We described a 12-year-old boy who experienced recurring non-pyogenic abscess formation events. According to the Jansson et al, ¹⁴ proposed diagnostic criteria for CRMO, our patient met 2 major criteria: a radiologically proven osteolytic and sclerotic bone lesion and a sterile bone biopsy with signs of inflammation. He also met 3 minor criteria: a normal leukocyte count, a mildly elevated ESR, and a period of observation longer than 6 months. In addition, the presence of bone pain and bone marrow edema on STIR MRI, along with more than one afflicted bone and a CRP below 30 mg/dL, demonstrated that the patient met the diagnostic criteria outlined by Roderick et al. ⁵

There are no established protocols for treating CRMO; therefore, current practice is largely empirical. In order to reduce inflammation and pain, nonsteroidal anti-inflammatory medications (NSAIDs) are typically the first line of treatment prescribed for patients with CRMO. Corticosteroids (CS), disease-modifying anti-rheumatic drugs, anti-tumor necrosis factor agents, or bisphosphonates are among the therapy options. ⁸ NSAIDs and methotrexate were initially effective in treating our patient’s condition, but a recurrence necessitated treatment modification. A consensus treatment strategy for patients who are resistant to NSAIDs was recently published by the Childhood Arthritis and Rheumatology Research Alliance (CARRA). One of the agreed-upon regimens called for pamidronate to be given monthly at a dose of 1 mg/kg or ZA to be given every 3 to 6 months after a first dose of 0.0125 to 0.025 mg/kg. Depending on the severity of the condition, an increase in the per-pulse dosage to 0.05 mg/kg/dose (maximum: 4 mg/dose) may be necessary.^15,16 Unfortunately, pamidronate is now unavailable in Iraq due to supply shortages. Therefore, we recommended ZA for the patient who demonstrated a remarkable clinical reaction after the first dose. Data on the use of ZA in pediatric CRMO are scarce.^{16 -18} Bisphosphonates have been shown to provide clinical benefits for conditions other than CRMO. In osteoporosis, for instance, bisphosphonates effectively decrease fracture risk by preventing bone resorption and increasing bone strength. They regulate bone remodeling in Paget’s bone disease. Bisphosphonates are additionally frequently used in malignancies, notably in the management of bone metastases and the prevention of skeletal-related events, as well as treating hypercalcemia of malignancy.
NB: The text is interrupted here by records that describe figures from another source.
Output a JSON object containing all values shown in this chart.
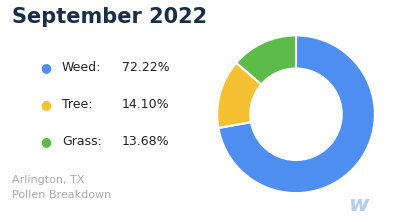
{
  "title": "September 2022",
  "title_color": "#1a2e4a",
  "title_fontsize": 15,
  "title_fontweight": "bold",
  "subtitle": "Arlington, TX\nPollen Breakdown",
  "subtitle_color": "#aaaaaa",
  "subtitle_fontsize": 8,
  "watermark": "w",
  "watermark_color": "#b8ccee",
  "labels": [
    "Weed",
    "Tree",
    "Grass"
  ],
  "values": [
    72.22,
    14.1,
    13.68
  ],
  "colors": [
    "#4d8ef0",
    "#f5c132",
    "#5dbb4a"
  ],
  "legend_label_color": "#222222",
  "legend_fontsize": 9,
  "background_color": "#ffffff",
  "donut_width": 0.42,
  "startangle": 90
}
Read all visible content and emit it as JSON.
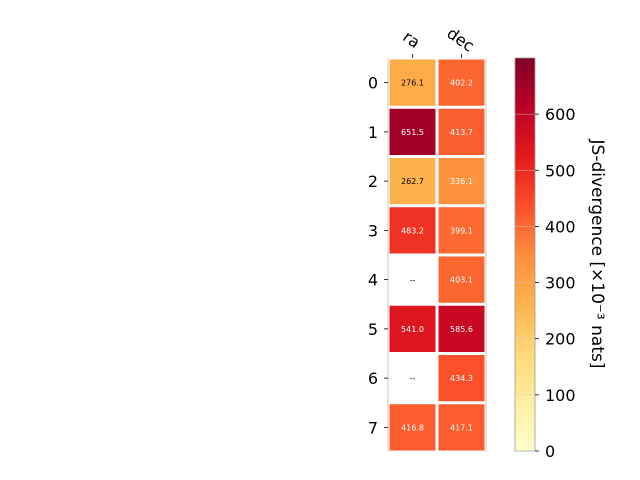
{
  "chart_data": {
    "type": "heatmap",
    "columns": [
      "ra",
      "dec"
    ],
    "rows": [
      "0",
      "1",
      "2",
      "3",
      "4",
      "5",
      "6",
      "7"
    ],
    "values": [
      [
        276.1,
        402.2
      ],
      [
        651.5,
        413.7
      ],
      [
        262.7,
        336.1
      ],
      [
        483.2,
        399.1
      ],
      [
        null,
        403.1
      ],
      [
        541.0,
        585.6
      ],
      [
        null,
        434.3
      ],
      [
        416.8,
        417.1
      ]
    ],
    "cell_labels": [
      [
        "276.1",
        "402.2"
      ],
      [
        "651.5",
        "413.7"
      ],
      [
        "262.7",
        "336.1"
      ],
      [
        "483.2",
        "399.1"
      ],
      [
        "--",
        "403.1"
      ],
      [
        "541.0",
        "585.6"
      ],
      [
        "--",
        "434.3"
      ],
      [
        "416.8",
        "417.1"
      ]
    ],
    "colorbar": {
      "label": "JS-divergence [×10⁻³ nats]",
      "range": [
        0,
        700
      ],
      "ticks": [
        0,
        100,
        200,
        300,
        400,
        500,
        600
      ],
      "tick_labels": [
        "0",
        "100",
        "200",
        "300",
        "400",
        "500",
        "600"
      ],
      "colormap": "YlOrRd"
    },
    "grid": false
  }
}
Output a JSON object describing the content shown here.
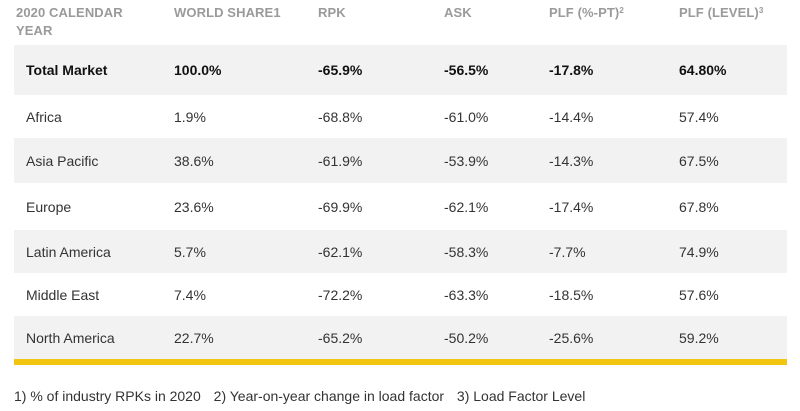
{
  "columns": [
    {
      "line1": "2020 CALENDAR",
      "line2": "YEAR",
      "sup": ""
    },
    {
      "line1": "WORLD SHARE1",
      "line2": "",
      "sup": ""
    },
    {
      "line1": "RPK",
      "line2": "",
      "sup": ""
    },
    {
      "line1": "ASK",
      "line2": "",
      "sup": ""
    },
    {
      "line1": "PLF (%-PT)",
      "line2": "",
      "sup": "2"
    },
    {
      "line1": "PLF (LEVEL)",
      "line2": "",
      "sup": "3"
    }
  ],
  "rows": [
    {
      "region": "Total Market",
      "share": "100.0%",
      "rpk": "-65.9%",
      "ask": "-56.5%",
      "plf_pt": "-17.8%",
      "plf_level": "64.80%"
    },
    {
      "region": "Africa",
      "share": "1.9%",
      "rpk": "-68.8%",
      "ask": "-61.0%",
      "plf_pt": "-14.4%",
      "plf_level": "57.4%"
    },
    {
      "region": "Asia Pacific",
      "share": "38.6%",
      "rpk": "-61.9%",
      "ask": "-53.9%",
      "plf_pt": "-14.3%",
      "plf_level": "67.5%"
    },
    {
      "region": "Europe",
      "share": "23.6%",
      "rpk": "-69.9%",
      "ask": "-62.1%",
      "plf_pt": "-17.4%",
      "plf_level": "67.8%"
    },
    {
      "region": "Latin America",
      "share": "5.7%",
      "rpk": "-62.1%",
      "ask": "-58.3%",
      "plf_pt": "-7.7%",
      "plf_level": "74.9%"
    },
    {
      "region": "Middle East",
      "share": "7.4%",
      "rpk": "-72.2%",
      "ask": "-63.3%",
      "plf_pt": "-18.5%",
      "plf_level": "57.6%"
    },
    {
      "region": "North America",
      "share": "22.7%",
      "rpk": "-65.2%",
      "ask": "-50.2%",
      "plf_pt": "-25.6%",
      "plf_level": "59.2%"
    }
  ],
  "footnotes": [
    "1) % of industry RPKs in 2020",
    "2) Year-on-year change in load factor",
    "3) Load Factor Level"
  ],
  "colors": {
    "accent_bar": "#f2c511",
    "row_shade": "#f2f2f2",
    "header_text": "#9a9a9a"
  }
}
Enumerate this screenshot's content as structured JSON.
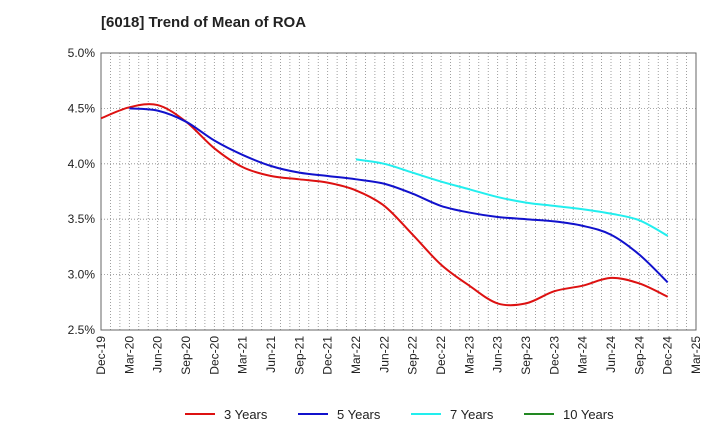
{
  "chart_data": {
    "type": "line",
    "title": "[6018]  Trend of Mean of ROA",
    "xlabel": "",
    "ylabel": "",
    "ylim": [
      2.5,
      5.0
    ],
    "yticks": [
      2.5,
      3.0,
      3.5,
      4.0,
      4.5,
      5.0
    ],
    "ytick_labels": [
      "2.5%",
      "3.0%",
      "3.5%",
      "4.0%",
      "4.5%",
      "5.0%"
    ],
    "x_tick_labels": [
      "Dec-19",
      "Mar-20",
      "Jun-20",
      "Sep-20",
      "Dec-20",
      "Mar-21",
      "Jun-21",
      "Sep-21",
      "Dec-21",
      "Mar-22",
      "Jun-22",
      "Sep-22",
      "Dec-22",
      "Mar-23",
      "Jun-23",
      "Sep-23",
      "Dec-23",
      "Mar-24",
      "Jun-24",
      "Sep-24",
      "Dec-24",
      "Mar-25"
    ],
    "grid": true,
    "legend_position": "bottom",
    "series": [
      {
        "name": "3 Years",
        "color": "#dd1111",
        "values": [
          4.41,
          4.51,
          4.53,
          4.38,
          4.14,
          3.97,
          3.89,
          3.86,
          3.83,
          3.76,
          3.62,
          3.36,
          3.09,
          2.9,
          2.74,
          2.74,
          2.85,
          2.9,
          2.97,
          2.92,
          2.8,
          null
        ]
      },
      {
        "name": "5 Years",
        "color": "#1111cc",
        "values": [
          null,
          4.5,
          4.48,
          4.38,
          4.21,
          4.08,
          3.98,
          3.92,
          3.89,
          3.86,
          3.82,
          3.73,
          3.62,
          3.56,
          3.52,
          3.5,
          3.48,
          3.44,
          3.36,
          3.18,
          2.93,
          null
        ]
      },
      {
        "name": "7 Years",
        "color": "#22eeee",
        "values": [
          null,
          null,
          null,
          null,
          null,
          null,
          null,
          null,
          null,
          4.04,
          4.0,
          3.92,
          3.84,
          3.77,
          3.7,
          3.65,
          3.62,
          3.59,
          3.55,
          3.49,
          3.35,
          null
        ]
      },
      {
        "name": "10 Years",
        "color": "#228822",
        "values": [
          null,
          null,
          null,
          null,
          null,
          null,
          null,
          null,
          null,
          null,
          null,
          null,
          null,
          null,
          null,
          null,
          null,
          null,
          null,
          null,
          null,
          null
        ]
      }
    ]
  }
}
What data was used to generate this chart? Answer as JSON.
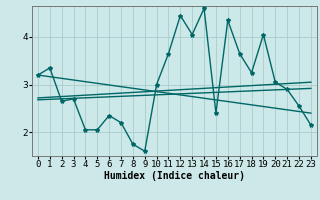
{
  "xlabel": "Humidex (Indice chaleur)",
  "background_color": "#cce8e8",
  "plot_bg_color": "#cce8e8",
  "grid_color": "#aacccc",
  "line_color": "#006666",
  "xlim": [
    -0.5,
    23.5
  ],
  "ylim": [
    1.5,
    4.65
  ],
  "yticks": [
    2,
    3,
    4
  ],
  "data_x": [
    0,
    1,
    2,
    3,
    4,
    5,
    6,
    7,
    8,
    9,
    10,
    11,
    12,
    13,
    14,
    15,
    16,
    17,
    18,
    19,
    20,
    21,
    22,
    23
  ],
  "data_y": [
    3.2,
    3.35,
    2.65,
    2.7,
    2.05,
    2.05,
    2.35,
    2.2,
    1.75,
    1.6,
    3.0,
    3.65,
    4.45,
    4.05,
    4.6,
    2.4,
    4.35,
    3.65,
    3.25,
    4.05,
    3.05,
    2.9,
    2.55,
    2.15
  ],
  "trend1_x": [
    0,
    23
  ],
  "trend1_y": [
    3.2,
    2.4
  ],
  "trend2_x": [
    0,
    23
  ],
  "trend2_y": [
    2.68,
    2.92
  ],
  "trend3_x": [
    0,
    23
  ],
  "trend3_y": [
    2.72,
    3.05
  ],
  "marker_size": 3,
  "line_width": 1.0,
  "xlabel_fontsize": 7,
  "tick_fontsize": 6.5
}
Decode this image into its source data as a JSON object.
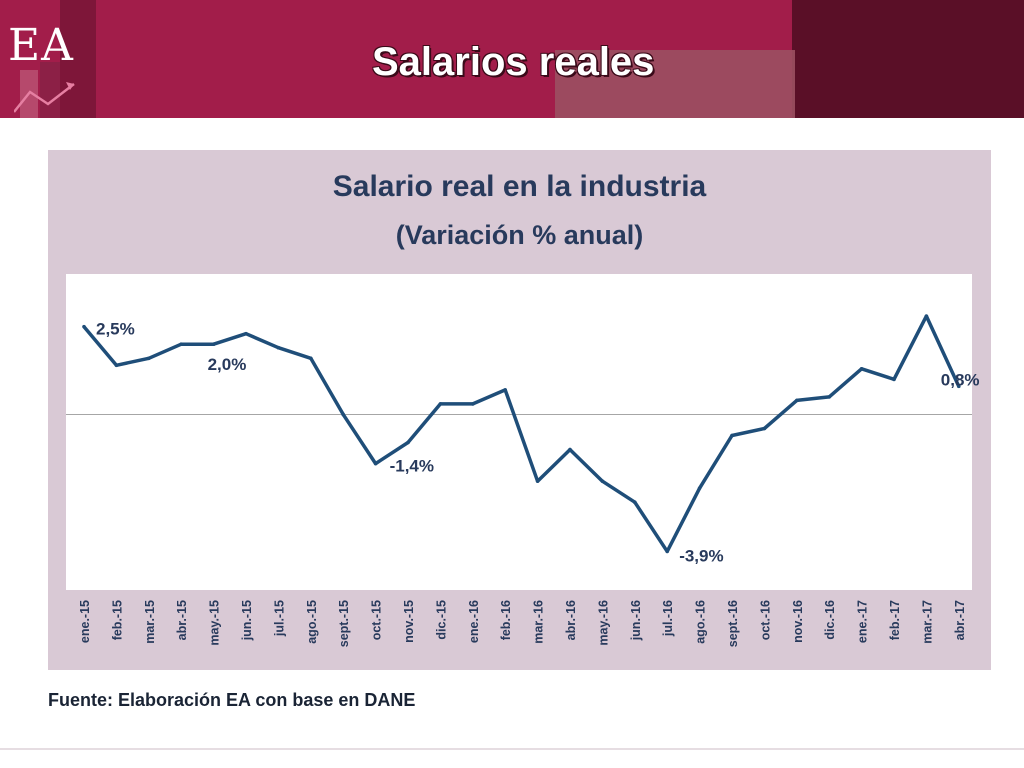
{
  "page": {
    "title": "Salarios reales",
    "logo_text": "EA",
    "source": "Fuente: Elaboración EA con base en DANE"
  },
  "colors": {
    "header": "#a21d4a",
    "header_dark": "#5a0f27",
    "panel": "#d9c9d5",
    "line": "#1f4e79",
    "title_text": "#283a5c"
  },
  "chart_data": {
    "type": "line",
    "title": "Salario real en la industria",
    "subtitle": "(Variación % anual)",
    "xlabel": "",
    "ylabel": "",
    "ylim": [
      -5.0,
      4.0
    ],
    "grid": false,
    "zero_line": true,
    "categories": [
      "ene.-15",
      "feb.-15",
      "mar.-15",
      "abr.-15",
      "may.-15",
      "jun.-15",
      "jul.-15",
      "ago.-15",
      "sept.-15",
      "oct.-15",
      "nov.-15",
      "dic.-15",
      "ene.-16",
      "feb.-16",
      "mar.-16",
      "abr.-16",
      "may.-16",
      "jun.-16",
      "jul.-16",
      "ago.-16",
      "sept.-16",
      "oct.-16",
      "nov.-16",
      "dic.-16",
      "ene.-17",
      "feb.-17",
      "mar.-17",
      "abr.-17"
    ],
    "series": [
      {
        "name": "",
        "values": [
          2.5,
          1.4,
          1.6,
          2.0,
          2.0,
          2.3,
          1.9,
          1.6,
          0.0,
          -1.4,
          -0.8,
          0.3,
          0.3,
          0.7,
          -1.9,
          -1.0,
          -1.9,
          -2.5,
          -3.9,
          -2.1,
          -0.6,
          -0.4,
          0.4,
          0.5,
          1.3,
          1.0,
          2.8,
          0.8
        ]
      }
    ],
    "annotations": [
      {
        "index": 0,
        "label": "2,5%"
      },
      {
        "index": 4,
        "label": "2,0%"
      },
      {
        "index": 9,
        "label": "-1,4%"
      },
      {
        "index": 18,
        "label": "-3,9%"
      },
      {
        "index": 27,
        "label": "0,8%"
      }
    ]
  }
}
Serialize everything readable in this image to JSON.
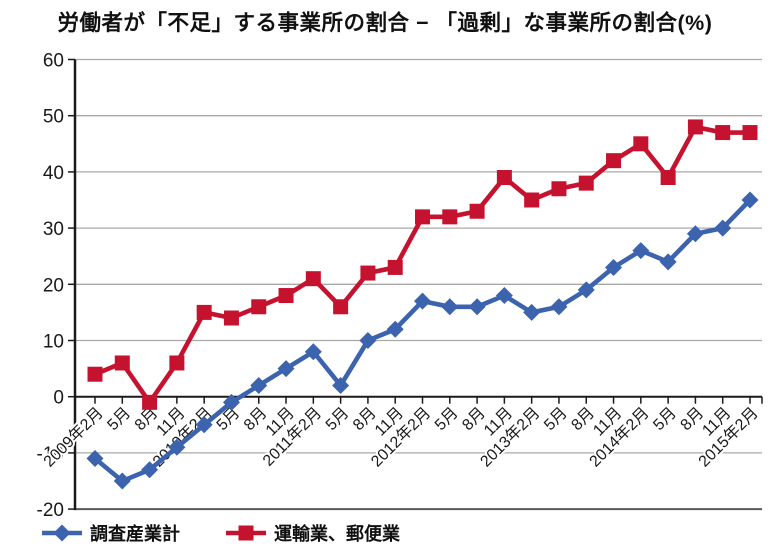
{
  "title": "労働者が「不足」する事業所の割合 − 「過剰」な事業所の割合(%)",
  "colors": {
    "series_total": "#3b63ae",
    "series_transport": "#c5122f",
    "grid": "#a8a8a8",
    "grid_bottom": "#595959",
    "axis": "#1a1a1a"
  },
  "chart_data": {
    "type": "line",
    "title": "労働者が「不足」する事業所の割合 − 「過剰」な事業所の割合(%)",
    "categories": [
      "2009年2月",
      "5月",
      "8月",
      "11月",
      "2010年2月",
      "5月",
      "8月",
      "11月",
      "2011年2月",
      "5月",
      "8月",
      "11月",
      "2012年2月",
      "5月",
      "8月",
      "11月",
      "2013年2月",
      "5月",
      "8月",
      "11月",
      "2014年2月",
      "5月",
      "8月",
      "11月",
      "2015年2月"
    ],
    "series": [
      {
        "name": "調査産業計",
        "marker": "diamond",
        "color": "#3b63ae",
        "values": [
          -11,
          -15,
          -13,
          -9,
          -5,
          -1,
          2,
          5,
          8,
          2,
          10,
          12,
          17,
          16,
          16,
          18,
          15,
          16,
          19,
          23,
          26,
          24,
          29,
          30,
          35
        ]
      },
      {
        "name": "運輸業、郵便業",
        "marker": "square",
        "color": "#c5122f",
        "values": [
          4,
          6,
          -1,
          6,
          15,
          14,
          16,
          18,
          21,
          16,
          22,
          23,
          32,
          32,
          33,
          39,
          35,
          37,
          38,
          42,
          45,
          39,
          48,
          47,
          47
        ]
      }
    ],
    "ylim": [
      -20,
      60
    ],
    "yticks": [
      60,
      50,
      40,
      30,
      20,
      10,
      0,
      -10,
      -20
    ],
    "grid": true,
    "xlabel": "",
    "ylabel": "",
    "legend_position": "bottom"
  },
  "legend": {
    "items": [
      {
        "label": "調査産業計"
      },
      {
        "label": "運輸業、郵便業"
      }
    ]
  }
}
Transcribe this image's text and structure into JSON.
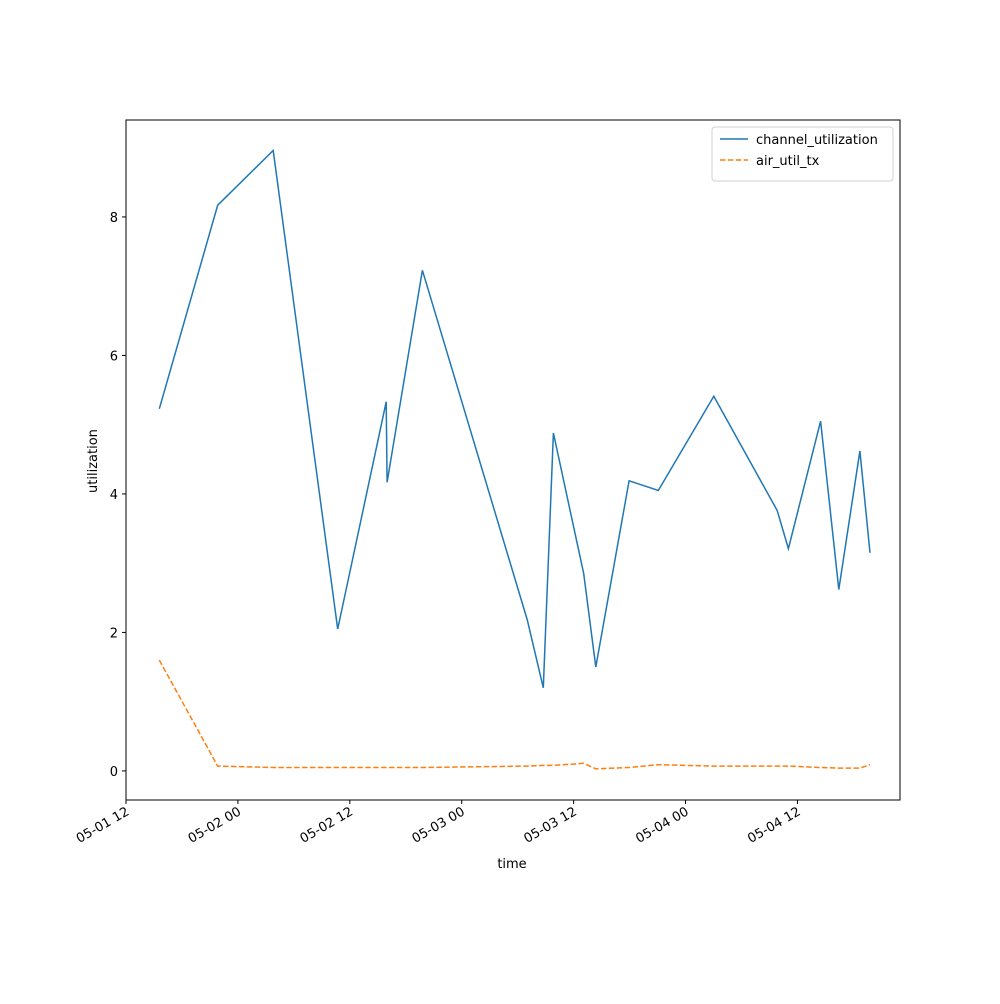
{
  "chart_data": {
    "type": "line",
    "xlabel": "time",
    "ylabel": "utilization",
    "x": [
      "05-01 15:34",
      "05-01 21:50",
      "05-02 03:47",
      "05-02 10:42",
      "05-02 15:54",
      "05-02 16:00",
      "05-02 19:47",
      "05-03 07:02",
      "05-03 08:45",
      "05-03 09:50",
      "05-03 13:05",
      "05-03 14:23",
      "05-03 17:57",
      "05-03 21:05",
      "05-04 03:02",
      "05-04 09:50",
      "05-04 11:02",
      "05-04 14:29",
      "05-04 16:26",
      "05-04 18:42",
      "05-04 19:47",
      "05-04 20:00"
    ],
    "series": [
      {
        "name": "channel_utilization",
        "color": "#1f77b4",
        "dash": "solid",
        "values": [
          5.23,
          8.17,
          8.96,
          2.05,
          5.33,
          4.17,
          7.23,
          2.18,
          1.2,
          4.88,
          2.85,
          1.5,
          4.19,
          4.05,
          5.41,
          3.76,
          3.21,
          5.05,
          2.62,
          4.62,
          3.15,
          null
        ]
      },
      {
        "name": "air_util_tx",
        "color": "#ff7f0e",
        "dash": "dashed",
        "values": [
          1.6,
          0.07,
          0.05,
          0.05,
          0.05,
          0.05,
          0.05,
          0.07,
          0.08,
          0.08,
          0.11,
          0.03,
          0.05,
          0.09,
          0.07,
          0.07,
          0.07,
          0.05,
          0.04,
          0.04,
          0.09,
          null
        ]
      }
    ],
    "xlim": [
      "05-01 12",
      "05-04 23"
    ],
    "xticks": [
      "05-01 12",
      "05-02 00",
      "05-02 12",
      "05-03 00",
      "05-03 12",
      "05-04 00",
      "05-04 12"
    ],
    "ylim": [
      -0.42,
      9.4
    ],
    "yticks": [
      0,
      2,
      4,
      6,
      8
    ],
    "legend": "upper right"
  }
}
These examples demonstrate bisphosphonates’ expanded use in treating bone fragility and inflammation.^19,20 To the best of our knowledge, this case is the first documented instance of the use of ZA in CRMO in Iraq and other Arab nations.

Conclusions

Medical literature rarely documents or analyzes CRMO, an exceptionally uncommon condition. This report aims to enhance awareness and prompt medical professionals and specialists to prioritize the treatment of individuals with this distinctive condition, particularly in developing nations.